To do so, she and Rebecca G. Nowak, PhD, MPH; and Patti E. Gravitt, PhD, MS, analyzed hysterectomy prevalence and cervical cancer incidence from 2000 to 2009. In this analysis, estimating cervical cancer rates only among women with a cervix, the rates of disease in older women and black women were much higher than previously reported. Overall incidence rates were 11.7 cases per 100,000 women before correcting for hysterectomies, compared with 18.6 per 100,000 after correction.

 

In addition, previous reports showed that the incidence peaks at age 40 to 44 (15.6 cases per 100,000 women) and then levels off.
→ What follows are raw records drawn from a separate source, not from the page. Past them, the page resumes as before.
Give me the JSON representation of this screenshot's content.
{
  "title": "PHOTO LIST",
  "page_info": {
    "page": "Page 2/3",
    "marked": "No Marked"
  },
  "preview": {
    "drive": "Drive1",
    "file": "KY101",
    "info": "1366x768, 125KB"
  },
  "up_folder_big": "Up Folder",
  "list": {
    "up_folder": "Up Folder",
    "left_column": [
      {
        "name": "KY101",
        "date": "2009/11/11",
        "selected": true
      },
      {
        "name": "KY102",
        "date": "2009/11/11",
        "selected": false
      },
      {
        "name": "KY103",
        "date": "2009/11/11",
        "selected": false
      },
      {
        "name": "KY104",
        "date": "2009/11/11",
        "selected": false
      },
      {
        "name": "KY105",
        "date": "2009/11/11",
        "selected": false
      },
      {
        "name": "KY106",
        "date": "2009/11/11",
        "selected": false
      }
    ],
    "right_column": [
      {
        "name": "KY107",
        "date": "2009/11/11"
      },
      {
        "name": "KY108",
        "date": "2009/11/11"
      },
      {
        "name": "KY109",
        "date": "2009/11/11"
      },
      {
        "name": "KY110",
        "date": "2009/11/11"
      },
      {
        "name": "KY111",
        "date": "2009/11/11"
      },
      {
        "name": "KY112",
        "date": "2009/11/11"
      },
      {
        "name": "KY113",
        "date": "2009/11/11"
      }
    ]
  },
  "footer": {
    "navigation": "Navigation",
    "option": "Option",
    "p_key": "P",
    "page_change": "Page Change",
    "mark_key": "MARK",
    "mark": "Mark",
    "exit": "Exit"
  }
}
But after correcting for hysterectomy, the incidence continued to increase with age, peaking at a higher rate (27.4 cases per 100,000 women) and at an older age (65 to 69).

 

The effect was most pronounced among black women, given their higher prevalence of hysterectomy than white women.

 

The authors note that their findings should be considered when setting national guidelines for the appropriate age to stop screening for cervical cancer: "Current guidelines recommend exiting women with recent negative screening from routine screening at age 65 years, and yet our corrected calculations show that women just past this age have the highest rate of cervical cancer.

 

It will be important to clarify in future studies whether the continued increase in cancer rates with age and the higher rates in black women represent a failure in our screening programs or a failure of the women to be screened, so that appropriate interventions can be developed to reduce the burden of cancer in these women."